17-25 Aralık yargı kalkışması sürecinde özellikle FETÖ tarafından üretilen montaj tapeler ve siyasi söylemler, CHP tarafından iştahla kullanılmıştır. Kılıçdaroğlu 11 Şubat 2014’teki grup konuşmasında “Kamuoyuna sızan ancak geniş kitlelerin bilmediği telefon konuşmalarından bir demet dinletmek istiyorum” diyerek FETÖ’nün siyaseti itibarsızlaştırmak için yapmış olduğu montaj ve ses kayıtlarını Meclis çatısında dinletmiştir. Bununla da yetinmemiş ve İstanbul Gaziosmanpaşa mitinginde “Operasyonu devletin vicdanı yapmıştır” diyerek FETÖ’yü aklamakla kalmamış, paralel yapı üyelerini kahramanlaştırmaya ve FETÖ’nün yargı üzerinden yapmaya çalıştığı darbe teşebbüsünü meşrulaştırmaya da çalışmıştır.

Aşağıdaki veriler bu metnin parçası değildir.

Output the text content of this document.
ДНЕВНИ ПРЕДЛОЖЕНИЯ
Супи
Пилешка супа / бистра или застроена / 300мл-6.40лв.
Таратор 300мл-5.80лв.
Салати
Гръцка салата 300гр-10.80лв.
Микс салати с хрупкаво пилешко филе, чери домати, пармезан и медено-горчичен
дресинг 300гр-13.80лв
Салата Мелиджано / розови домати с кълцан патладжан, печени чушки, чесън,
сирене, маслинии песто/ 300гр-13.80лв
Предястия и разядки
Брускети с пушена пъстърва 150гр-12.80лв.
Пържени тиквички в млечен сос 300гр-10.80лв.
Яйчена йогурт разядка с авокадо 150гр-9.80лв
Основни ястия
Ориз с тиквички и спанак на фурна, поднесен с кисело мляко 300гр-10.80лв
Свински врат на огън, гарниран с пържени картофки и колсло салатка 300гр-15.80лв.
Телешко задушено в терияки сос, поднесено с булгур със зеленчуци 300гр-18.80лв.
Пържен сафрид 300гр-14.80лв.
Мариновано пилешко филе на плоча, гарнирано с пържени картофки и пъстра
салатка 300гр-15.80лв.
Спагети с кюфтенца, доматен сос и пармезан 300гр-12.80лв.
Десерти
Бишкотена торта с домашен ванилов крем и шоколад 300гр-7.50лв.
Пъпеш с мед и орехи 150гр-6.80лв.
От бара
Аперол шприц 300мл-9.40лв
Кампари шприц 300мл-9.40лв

Kılıçdaroğlu, tıpkı FETÖ’cü polis ve savcılar gibi ülkenin cumhurbaşkanını tehdit etmeye başlamıştır. 19 Mart 2014’te, FETÖ’nün kanalı Samanyolu Haber’e konuk olan Kılıçdaroğlu, “Emin olun yurtdışına kaçmaktan başka bir çaresi yok. Erdoğan için söylüyorum. Kaçsa da onu bu ülkeye getireceğiz. Yargılanacak. Bunun kurtuluşu yok” diyebilmiştir. İlginç olan ise aynı söylemin Kılıçdaroğlu’ndan önce FETÖ’cüler tarafından dillendirilmesiydi. CHP-FETÖ ittifakını farklı bir evreye taşıyan, bu söylem birliğiydi.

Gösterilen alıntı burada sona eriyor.